Our team has demonstrated that a health coaching app can be implemented successfully to support patients undergoing orthopaedic surgery. Programme adaptation may be required for implementation in other surgical specialties, such as shorter duration in patients undergoing cancer surgery. We plan to expand the surgical specialties referred to digital health coaching to further investigate this. By collaborating with Surgery Hero we have minimised the impact of programme delivery on our NHS team, while successfully demonstrating the benefits of working collaboratively with an industry partner to support patients preoperatively. This creates a delivery model which can be scaled successfully within the wider NHS at a time when there are significant workforce challenges. Collaborations of this nature are likely to be crucial to enable recovery from the current elective care backlog, while maintaining high standards of support for patients in future.

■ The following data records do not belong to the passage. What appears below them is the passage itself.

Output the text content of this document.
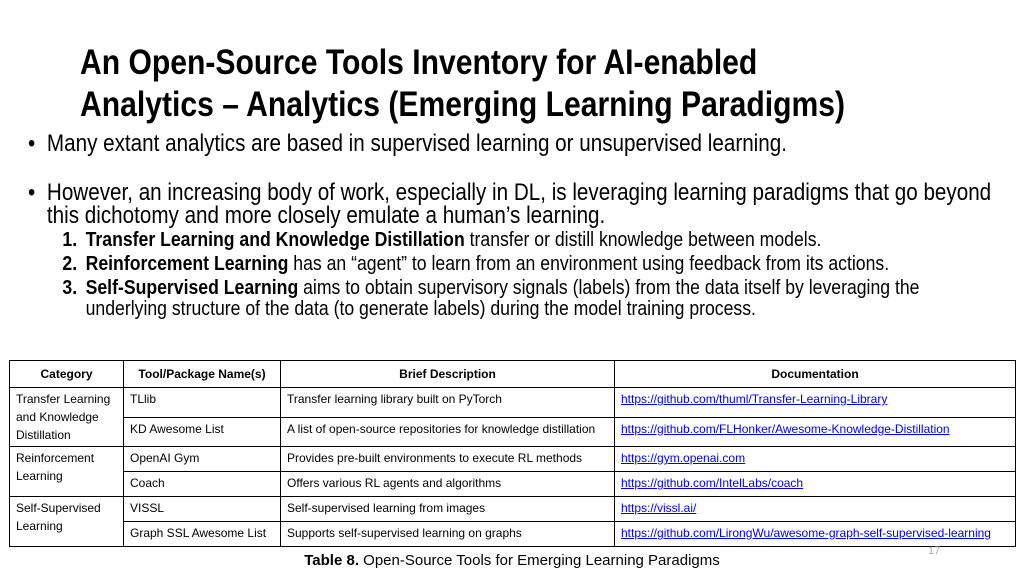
An Open-Source Tools Inventory for AI-enabled
Analytics – Analytics (Emerging Learning Paradigms)

• Many extant analytics are based in supervised learning or unsupervised learning.

• However, an increasing body of work, especially in DL, is leveraging learning paradigms that go beyond this dichotomy and more closely emulate a human’s learning.

1. Transfer Learning and Knowledge Distillation transfer or distill knowledge between models.
2. Reinforcement Learning has an “agent” to learn from an environment using feedback from its actions.
3. Self-Supervised Learning aims to obtain supervisory signals (labels) from the data itself by leveraging the underlying structure of the data (to generate labels) during the model training process.
Category	Tool/Package Name(s)	Brief Description	Documentation
Transfer Learning and Knowledge Distillation	TLlib	Transfer learning library built on PyTorch	https://github.com/thuml/Transfer-Learning-Library
	KD Awesome List	A list of open-source repositories for knowledge distillation	https://github.com/FLHonker/Awesome-Knowledge-Distillation
Reinforcement Learning	OpenAI Gym	Provides pre-built environments to execute RL methods	https://gym.openai.com
	Coach	Offers various RL agents and algorithms	https://github.com/IntelLabs/coach
Self-Supervised Learning	VISSL	Self-supervised learning from images	https://vissl.ai/
	Graph SSL Awesome List	Supports self-supervised learning on graphs	https://github.com/LirongWu/awesome-graph-self-supervised-learning

Table 8. Open-Source Tools for Emerging Learning Paradigms

17
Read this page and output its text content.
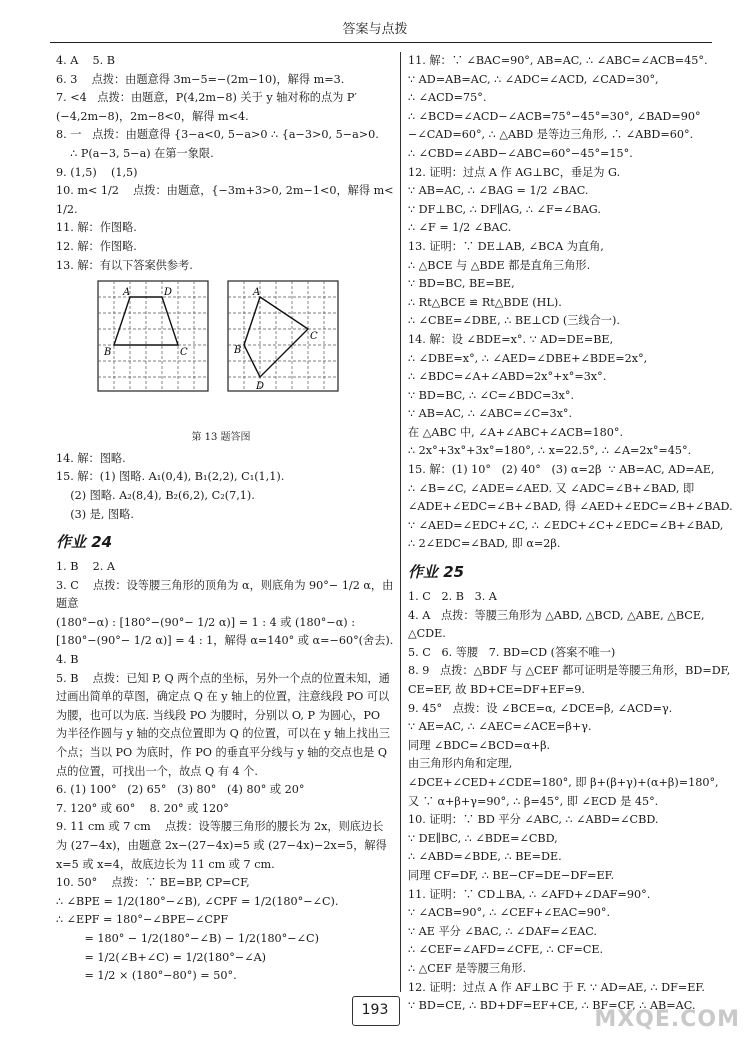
答案与点拨

4. A    5. B

6. 3    点拨：由题意得 3m−5=−(2m−10)，解得 m=3.

7. <4   点拨：由题意，P(4,2m−8) 关于 y 轴对称的点为 P′(−4,2m−8)，2m−8<0，解得 m<4.

8. 一   点拨：由题意得 {3−a<0, 5−a>0 ∴ {a−3>0, 5−a>0.

∴ P(a−3, 5−a) 在第一象限.

9. (1,5)    (1,5)

10. m< 1/2    点拨：由题意，{−3m+3>0, 2m−1<0，解得 m< 1/2.

11. 解：作图略.

12. 解：作图略.

13. 解：有以下答案供参考.

A	D
B	C
A
B
C
D

第 13 题答图

14. 解：图略.

15. 解：(1) 图略. A₁(0,4), B₁(2,2), C₁(1,1).

(2) 图略. A₂(8,4), B₂(6,2), C₂(7,1).

(3) 是, 图略.

作业 24

1. B    2. A

3. C    点拨：设等腰三角形的顶角为 α，则底角为 90°− 1/2 α，由题意

(180°−α) : [180°−(90°− 1/2 α)] = 1 : 4 或 (180°−α) :

[180°−(90°− 1/2 α)] = 4 : 1，解得 α=140° 或 α=−60°(舍去).

4. B

5. B    点拨：已知 P, Q 两个点的坐标，另外一个点的位置未知，通过画出简单的草图，确定点 Q 在 y 轴上的位置，注意线段 PO 可以为腰，也可以为底. 当线段 PO 为腰时，分别以 O, P 为圆心，PO 为半径作圆与 y 轴的交点位置即为 Q 的位置，可以在 y 轴上找出三个点；当以 PO 为底时，作 PO 的垂直平分线与 y 轴的交点也是 Q 点的位置，可找出一个，故点 Q 有 4 个.

6. (1) 100°   (2) 65°   (3) 80°   (4) 80° 或 20°

7. 120° 或 60°    8. 20° 或 120°

9. 11 cm 或 7 cm    点拨：设等腰三角形的腰长为 2x，则底边长为 (27−4x)，由题意 2x−(27−4x)=5 或 (27−4x)−2x=5，解得 x=5 或 x=4，故底边长为 11 cm 或 7 cm.

10. 50°    点拨：∵ BE=BP, CP=CF,

∴ ∠BPE = 1/2(180°−∠B), ∠CPF = 1/2(180°−∠C).

∴ ∠EPF = 180°−∠BPE−∠CPF

= 180° − 1/2(180°−∠B) − 1/2(180°−∠C)

= 1/2(∠B+∠C) = 1/2(180°−∠A)

= 1/2 × (180°−80°) = 50°.

11. 解：∵ ∠BAC=90°, AB=AC, ∴ ∠ABC=∠ACB=45°.

∵ AD=AB=AC, ∴ ∠ADC=∠ACD, ∠CAD=30°,

∴ ∠ACD=75°.

∴ ∠BCD=∠ACD−∠ACB=75°−45°=30°, ∠BAD=90°−∠CAD=60°, ∴ △ABD 是等边三角形, ∴ ∠ABD=60°.

∴ ∠CBD=∠ABD−∠ABC=60°−45°=15°.

12. 证明：过点 A 作 AG⊥BC，垂足为 G.

∵ AB=AC, ∴ ∠BAG = 1/2 ∠BAC.

∵ DF⊥BC, ∴ DF∥AG, ∴ ∠F=∠BAG.

∴ ∠F = 1/2 ∠BAC.

13. 证明：∵ DE⊥AB, ∠BCA 为直角,

∴ △BCE 与 △BDE 都是直角三角形.

∵ BD=BC, BE=BE,

∴ Rt△BCE ≌ Rt△BDE (HL).

∴ ∠CBE=∠DBE, ∴ BE⊥CD (三线合一).

14. 解：设 ∠BDE=x°. ∵ AD=DE=BE,

∴ ∠DBE=x°, ∴ ∠AED=∠DBE+∠BDE=2x°,

∴ ∠BDC=∠A+∠ABD=2x°+x°=3x°.

∵ BD=BC, ∴ ∠C=∠BDC=3x°.

∵ AB=AC, ∴ ∠ABC=∠C=3x°.

在 △ABC 中, ∠A+∠ABC+∠ACB=180°.

∴ 2x°+3x°+3x°=180°, ∴ x=22.5°, ∴ ∠A=2x°=45°.

15. 解：(1) 10°   (2) 40°   (3) α=2β  ∵ AB=AC, AD=AE,

∴ ∠B=∠C, ∠ADE=∠AED. 又 ∠ADC=∠B+∠BAD, 即 ∠ADE+∠EDC=∠B+∠BAD, 得 ∠AED+∠EDC=∠B+∠BAD. ∵ ∠AED=∠EDC+∠C, ∴ ∠EDC+∠C+∠EDC=∠B+∠BAD, ∴ 2∠EDC=∠BAD, 即 α=2β.

作业 25

1. C   2. B   3. A

4. A   点拨：等腰三角形为 △ABD, △BCD, △ABE, △BCE, △CDE.

5. C   6. 等腰   7. BD=CD (答案不唯一)

8. 9   点拨：△BDF 与 △CEF 都可证明是等腰三角形，BD=DF, CE=EF, 故 BD+CE=DF+EF=9.

9. 45°   点拨：设 ∠BCE=α, ∠DCE=β, ∠ACD=γ.

∵ AE=AC, ∴ ∠AEC=∠ACE=β+γ.

同理 ∠BDC=∠BCD=α+β.

由三角形内角和定理,

∠DCE+∠CED+∠CDE=180°, 即 β+(β+γ)+(α+β)=180°,

又 ∵ α+β+γ=90°, ∴ β=45°, 即 ∠ECD 是 45°.

10. 证明：∵ BD 平分 ∠ABC, ∴ ∠ABD=∠CBD.

∵ DE∥BC, ∴ ∠BDE=∠CBD,

∴ ∠ABD=∠BDE, ∴ BE=DE.

同理 CF=DF, ∴ BE−CF=DE−DF=EF.

11. 证明：∵ CD⊥BA, ∴ ∠AFD+∠DAF=90°.

∵ ∠ACB=90°, ∴ ∠CEF+∠EAC=90°.

∵ AE 平分 ∠BAC, ∴ ∠DAF=∠EAC.

∴ ∠CEF=∠AFD=∠CFE, ∴ CF=CE.

∴ △CEF 是等腰三角形.

12. 证明：过点 A 作 AF⊥BC 于 F. ∵ AD=AE, ∴ DF=EF.

∵ BD=CE, ∴ BD+DF=EF+CE, ∴ BF=CF, ∴ AB=AC.

193	MXQE.COM
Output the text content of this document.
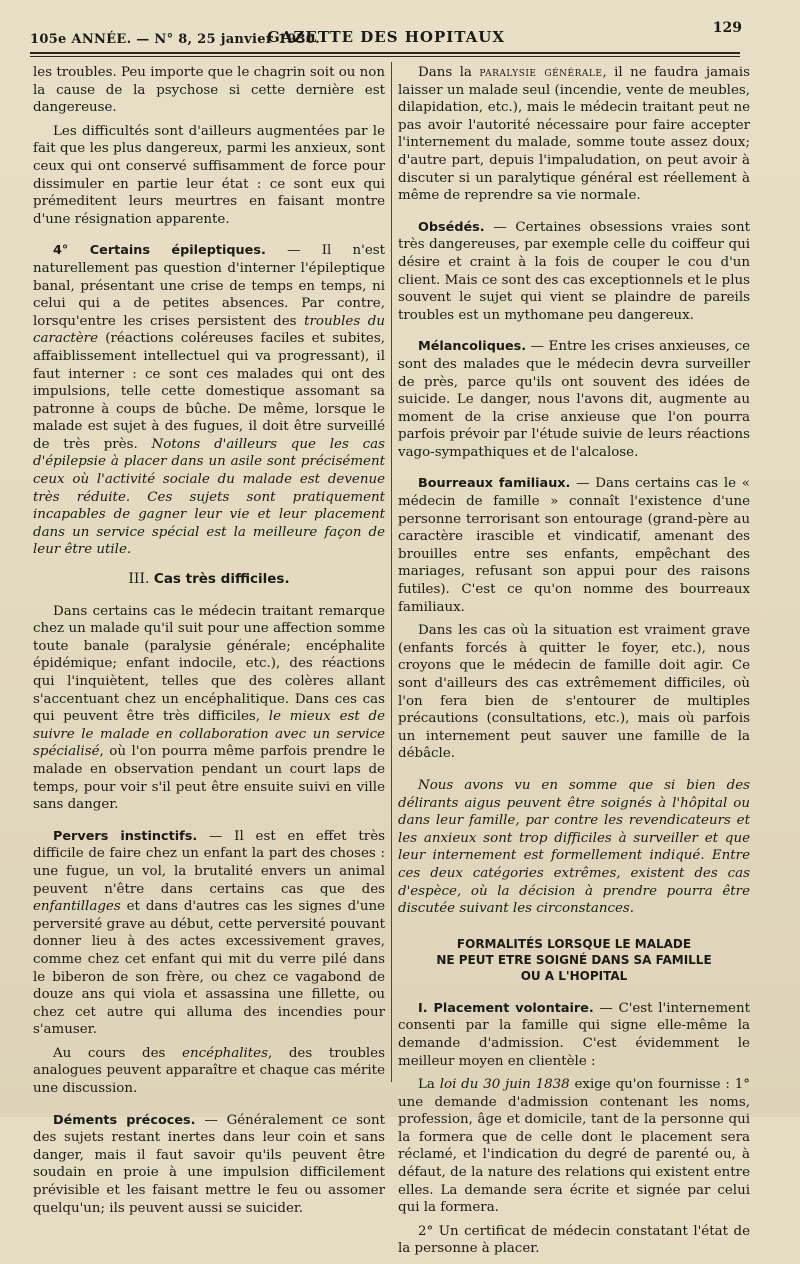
105e ANNÉE. — N° 8, 25 janvier 1930.
GAZETTE DES HOPITAUX	129

les troubles. Peu importe que le chagrin soit ou non la cause de la psychose si cette dernière est dangereuse.

Les difficultés sont d'ailleurs augmentées par le fait que les plus dangereux, parmi les anxieux, sont ceux qui ont conservé suffisamment de force pour dissimuler en partie leur état : ce sont eux qui prémeditent leurs meurtres en faisant montre d'une résignation apparente.

4° Certains épileptiques. — Il n'est naturellement pas question d'interner l'épileptique banal, présentant une crise de temps en temps, ni celui qui a de petites absences. Par contre, lorsqu'entre les crises persistent des troubles du caractère (réactions coléreuses faciles et subites, affaiblissement intellectuel qui va progressant), il faut interner : ce sont ces malades qui ont des impulsions, telle cette domestique assomant sa patronne à coups de bûche. De même, lorsque le malade est sujet à des fugues, il doit être surveillé de très près. Notons d'ailleurs que les cas d'épilepsie à placer dans un asile sont précisément ceux où l'activité sociale du malade est devenue très réduite. Ces sujets sont pratiquement incapables de gagner leur vie et leur placement dans un service spécial est la meilleure façon de leur être utile.

III. Cas très difficiles.

Dans certains cas le médecin traitant remarque chez un malade qu'il suit pour une affection somme toute banale (paralysie générale; encéphalite épidémique; enfant indocile, etc.), des réactions qui l'inquiètent, telles que des colères allant s'accentuant chez un encéphalitique. Dans ces cas qui peuvent être très difficiles, le mieux est de suivre le malade en collaboration avec un service spécialisé, où l'on pourra même parfois prendre le malade en observation pendant un court laps de temps, pour voir s'il peut être ensuite suivi en ville sans danger.

Pervers instinctifs. — Il est en effet très difficile de faire chez un enfant la part des choses : une fugue, un vol, la brutalité envers un animal peuvent n'être dans certains cas que des enfantillages et dans d'autres cas les signes d'une perversité grave au début, cette perversité pouvant donner lieu à des actes excessivement graves, comme chez cet enfant qui mit du verre pilé dans le biberon de son frère, ou chez ce vagabond de douze ans qui viola et assassina une fillette, ou chez cet autre qui alluma des incendies pour s'amuser.

Au cours des encéphalites, des troubles analogues peuvent apparaître et chaque cas mérite une discussion.

Déments précoces. — Généralement ce sont des sujets restant inertes dans leur coin et sans danger, mais il faut savoir qu'ils peuvent être soudain en proie à une impulsion difficilement prévisible et les faisant mettre le feu ou assomer quelqu'un; ils peuvent aussi se suicider.

Dans la paralysie générale, il ne faudra jamais laisser un malade seul (incendie, vente de meubles, dilapidation, etc.), mais le médecin traitant peut ne pas avoir l'autorité nécessaire pour faire accepter l'internement du malade, somme toute assez doux; d'autre part, depuis l'impaludation, on peut avoir à discuter si un paralytique général est réellement à même de reprendre sa vie normale.

Obsédés. — Certaines obsessions vraies sont très dangereuses, par exemple celle du coiffeur qui désire et craint à la fois de couper le cou d'un client. Mais ce sont des cas exceptionnels et le plus souvent le sujet qui vient se plaindre de pareils troubles est un mythomane peu dangereux.

Mélancoliques. — Entre les crises anxieuses, ce sont des malades que le médecin devra surveiller de près, parce qu'ils ont souvent des idées de suicide. Le danger, nous l'avons dit, augmente au moment de la crise anxieuse que l'on pourra parfois prévoir par l'étude suivie de leurs réactions vago-sympathiques et de l'alcalose.

Bourreaux familiaux. — Dans certains cas le « médecin de famille » connaît l'existence d'une personne terrorisant son entourage (grand-père au caractère irascible et vindicatif, amenant des brouilles entre ses enfants, empêchant des mariages, refusant son appui pour des raisons futiles). C'est ce qu'on nomme des bourreaux familiaux.

Dans les cas où la situation est vraiment grave (enfants forcés à quitter le foyer, etc.), nous croyons que le médecin de famille doit agir. Ce sont d'ailleurs des cas extrêmement difficiles, où l'on fera bien de s'entourer de multiples précautions (consultations, etc.), mais où parfois un internement peut sauver une famille de la débâcle.

Nous avons vu en somme que si bien des délirants aigus peuvent être soignés à l'hôpital ou dans leur famille, par contre les revendicateurs et les anxieux sont trop difficiles à surveiller et que leur internement est formellement indiqué. Entre ces deux catégories extrêmes, existent des cas d'espèce, où la décision à prendre pourra être discutée suivant les circonstances.

FORMALITÉS LORSQUE LE MALADE
NE PEUT ETRE SOIGNÉ DANS SA FAMILLE
OU A L'HOPITAL

I. Placement volontaire. — C'est l'internement consenti par la famille qui signe elle-même la demande d'admission. C'est évidemment le meilleur moyen en clientèle :

La loi du 30 juin 1838 exige qu'on fournisse : 1° une demande d'admission contenant les noms, profession, âge et domicile, tant de la personne qui la formera que de celle dont le placement sera réclamé, et l'indication du degré de parenté ou, à défaut, de la nature des relations qui existent entre elles. La demande sera écrite et signée par celui qui la formera.

2° Un certificat de médecin constatant l'état de la personne à placer.
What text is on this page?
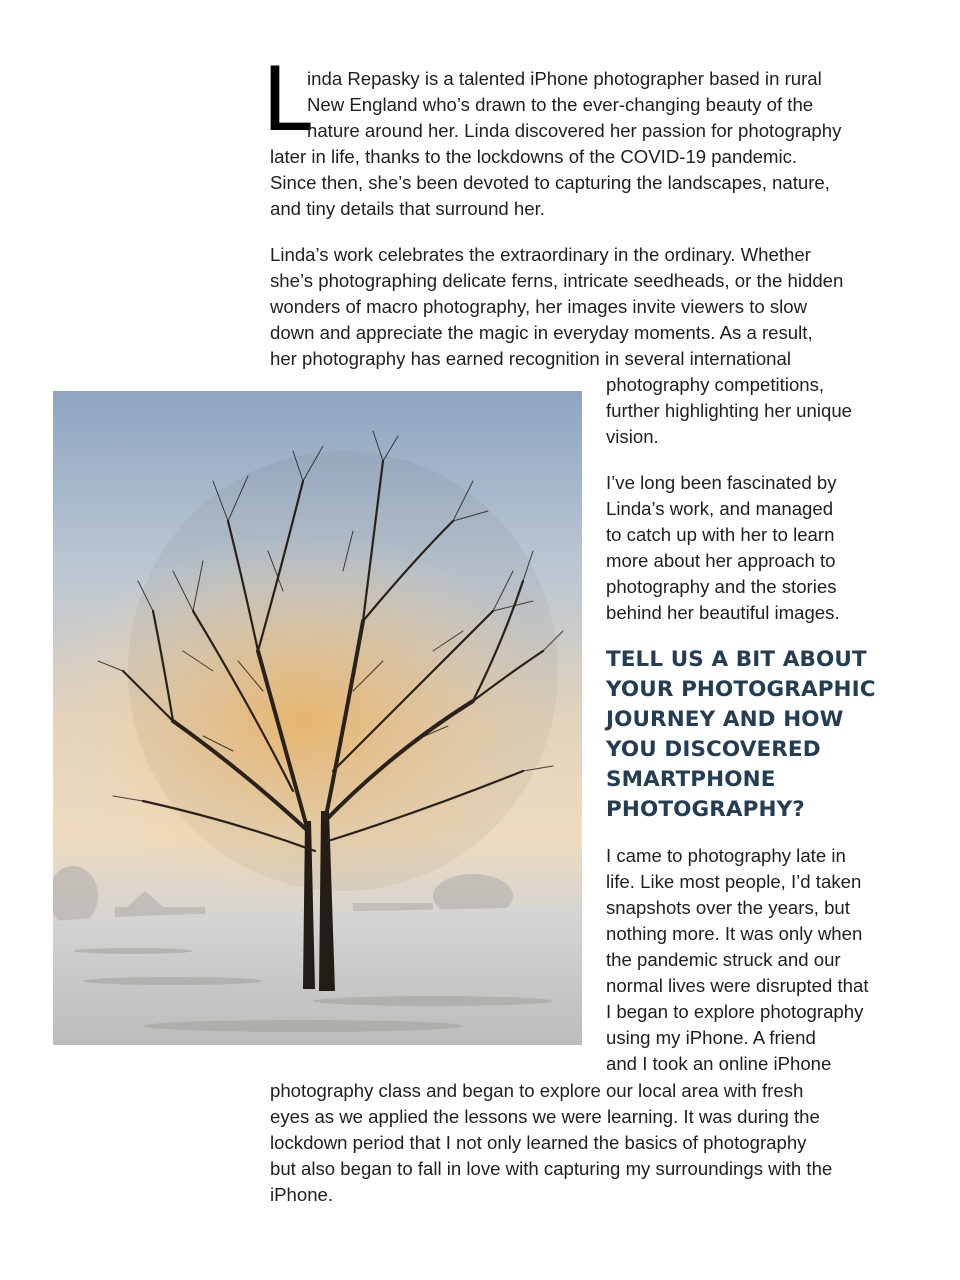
L
inda Repasky is a talented iPhone photographer based in rural
New England who’s drawn to the ever-changing beauty of the
nature around her. Linda discovered her passion for photography
later in life, thanks to the lockdowns of the COVID-19 pandemic.
Since then, she’s been devoted to capturing the landscapes, nature,
and tiny details that surround her.
Linda’s work celebrates the extraordinary in the ordinary. Whether
she’s photographing delicate ferns, intricate seedheads, or the hidden
wonders of macro photography, her images invite viewers to slow
down and appreciate the magic in everyday moments. As a result,
her photography has earned recognition in several international
photography competitions,
further highlighting her unique
vision.
I’ve long been fascinated by
Linda’s work, and managed
to catch up with her to learn
more about her approach to
photography and the stories
behind her beautiful images.
TELL US A BIT ABOUT
YOUR PHOTOGRAPHIC
JOURNEY AND HOW
YOU DISCOVERED
SMARTPHONE
PHOTOGRAPHY?
I came to photography late in
life. Like most people, I’d taken
snapshots over the years, but
nothing more. It was only when
the pandemic struck and our
normal lives were disrupted that
I began to explore photography
using my iPhone. A friend
and I took an online iPhone
photography class and began to explore our local area with fresh
eyes as we applied the lessons we were learning. It was during the
lockdown period that I not only learned the basics of photography
but also began to fall in love with capturing my surroundings with the
iPhone.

Data availability statement

All data relevant to the study are included in the article or uploaded as supplementary information.

Ethics statements

Patient consent for publication

Ethics approval

This study involves human participants and this quality improvement project was approved by South Tees Hospitals NHS Foundation Trust Research and Development Department as part of the existing Prepwell project registered with the Trust. The Research and Development Department deemed additional ethical approval was not necessary. Participant consent was obtained at enrolment into the Prepwell programme and for subsequent referral to Surgery Hero. Participants gave informed consent to participate in the study before taking part.

References

Footnotes

  • Contributors JD, EC, AN, RHa and GD contributed to the idea and design of the intervention as part of the Prepwell programme. JD scripted the protocol with contribution and review from GD, GAT, EC and AN. EC and AN were involved in recruitment, consent and enrolment onto the intervention. MB and RHu designed and implemented the Surgery Hero digital health coaching platform including delivery to participants and collection of PAM data. AN and EC collected data and performed risk assessments. JG and SM performed cost analysis for the intervention. NP, JD and GAT performed data analysis and interpretation. NP, GAT and GD wrote the manuscript in consultation with all other authors listed. GD is guarantor of the project.

  • Funding The project was funded by grants from Sport England (grant number: 2018001718) and South Tees Hospitals NHSFT.

  • Competing interests GD provides consultancy advice to Surgery Hero (formerly Sapien Health). GD and JD have received a national open grant award from Sport England for research to develop a digital prehabilitation platform for patients before surgery. GD holds an honorary chair at Teesside University (Middlesbrough, UK) and is clinical lead for South Tees prehabilitation strategy and implementation. MB and RHu are co-founders of Surgery Hero and have roles as the chief executive officer and chief medical officer, respectively.

  • Patient and public involvement Patients and/or the public were not involved in the design, or conduct, or reporting, or dissemination plans of this research.

  • Provenance and peer review Not commissioned; externally peer reviewed.